Clinical Trial Details
— Status: Active, not recruiting
Administrative data
| NCT number |
NCT03220373 |
| Other study ID # |
2015/11288 |
| Secondary ID |
|
| Status |
Active, not recruiting |
| Phase |
|
| First received |
|
| Last updated |
|
| Start date |
March 7, 2017 |
| Est. completion date |
December 31, 2029 |
Study information
| Verified date |
January 2024 |
| Source |
Oslo University Hospital |
| Contact |
n/a |
| Is FDA regulated |
No |
| Health authority |
|
| Study type |
Observational [Patient Registry]
|
Clinical Trial Summary
The aim of this project is to gain a more specific understanding of how different cognitive
profiles predict residential treatment drop-out, treatment retention and post-treatment
outcome in a population with Substance Use Disorder.
Description:
This project collects the neuropsychological profile of residential SUD patients, in addition
to treatment length, exit reason, hospital journal data and post-treatment clinical outcome
data. The project aims to identify clinically relevant neurocognitive domains that predict
treatment dropout and post-treatment clinical outcome.
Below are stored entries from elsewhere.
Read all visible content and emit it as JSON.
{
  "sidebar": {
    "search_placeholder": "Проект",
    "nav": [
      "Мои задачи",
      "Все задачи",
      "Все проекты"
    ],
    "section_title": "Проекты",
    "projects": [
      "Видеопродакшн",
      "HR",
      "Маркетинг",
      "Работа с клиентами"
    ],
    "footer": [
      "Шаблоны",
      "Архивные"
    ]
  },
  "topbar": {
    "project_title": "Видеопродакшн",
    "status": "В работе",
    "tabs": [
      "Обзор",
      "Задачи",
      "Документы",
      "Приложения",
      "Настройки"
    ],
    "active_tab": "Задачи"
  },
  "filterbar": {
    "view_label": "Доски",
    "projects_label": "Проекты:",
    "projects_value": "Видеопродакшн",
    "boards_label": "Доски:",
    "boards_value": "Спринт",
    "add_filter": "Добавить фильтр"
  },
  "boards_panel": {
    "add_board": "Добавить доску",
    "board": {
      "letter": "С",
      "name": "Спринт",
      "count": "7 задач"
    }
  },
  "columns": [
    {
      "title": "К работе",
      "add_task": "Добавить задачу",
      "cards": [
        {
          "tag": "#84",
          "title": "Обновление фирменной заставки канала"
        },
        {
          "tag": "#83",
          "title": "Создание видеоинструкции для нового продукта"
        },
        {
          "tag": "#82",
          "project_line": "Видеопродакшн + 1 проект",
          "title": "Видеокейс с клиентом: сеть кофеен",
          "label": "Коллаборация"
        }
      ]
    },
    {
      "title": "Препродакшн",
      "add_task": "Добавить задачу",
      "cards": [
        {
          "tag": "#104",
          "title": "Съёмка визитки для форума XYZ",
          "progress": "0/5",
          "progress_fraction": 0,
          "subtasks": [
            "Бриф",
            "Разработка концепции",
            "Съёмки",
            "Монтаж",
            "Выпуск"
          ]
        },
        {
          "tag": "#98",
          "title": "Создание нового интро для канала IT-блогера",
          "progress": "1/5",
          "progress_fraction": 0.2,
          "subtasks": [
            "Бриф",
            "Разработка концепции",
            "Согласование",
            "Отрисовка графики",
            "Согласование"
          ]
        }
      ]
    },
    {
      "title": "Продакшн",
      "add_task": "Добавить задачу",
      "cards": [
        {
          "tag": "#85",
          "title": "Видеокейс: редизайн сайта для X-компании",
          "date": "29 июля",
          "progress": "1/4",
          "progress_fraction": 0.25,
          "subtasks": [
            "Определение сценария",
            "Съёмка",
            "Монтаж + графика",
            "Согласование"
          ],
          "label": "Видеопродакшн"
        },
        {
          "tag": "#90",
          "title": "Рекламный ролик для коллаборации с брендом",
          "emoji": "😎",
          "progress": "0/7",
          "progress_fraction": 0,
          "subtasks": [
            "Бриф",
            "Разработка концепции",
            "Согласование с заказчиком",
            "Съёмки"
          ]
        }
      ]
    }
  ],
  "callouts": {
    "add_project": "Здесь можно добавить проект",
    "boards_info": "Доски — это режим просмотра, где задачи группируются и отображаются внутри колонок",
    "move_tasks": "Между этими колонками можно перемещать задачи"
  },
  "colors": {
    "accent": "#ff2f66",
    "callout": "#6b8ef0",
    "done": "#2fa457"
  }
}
This will make it possible for future
clinicians to focus their effort on neurocognitive functions most relevant for this
particular patient group.
RESEARCH QUESTIONS:
1. What neurocognitive domain (and sub-domain) are the strongest predictor of treatment
drop-out and retention?
2. What neurocognitive domain (and sub-domain) are the strongest predictor of
post-treatment clinical outcome variables such as drug use, health and social
integration.
3. Will data on treatment length, age, gender, substance abuse history or psychiatric
co-morbidity predict outcome independently, or in interaction with, the
neuropsychological profile?
This longitudinal prospective cohort study aims for a continuous collection of
neuropsychological data baseline and post-treatment follow-up data until 2030.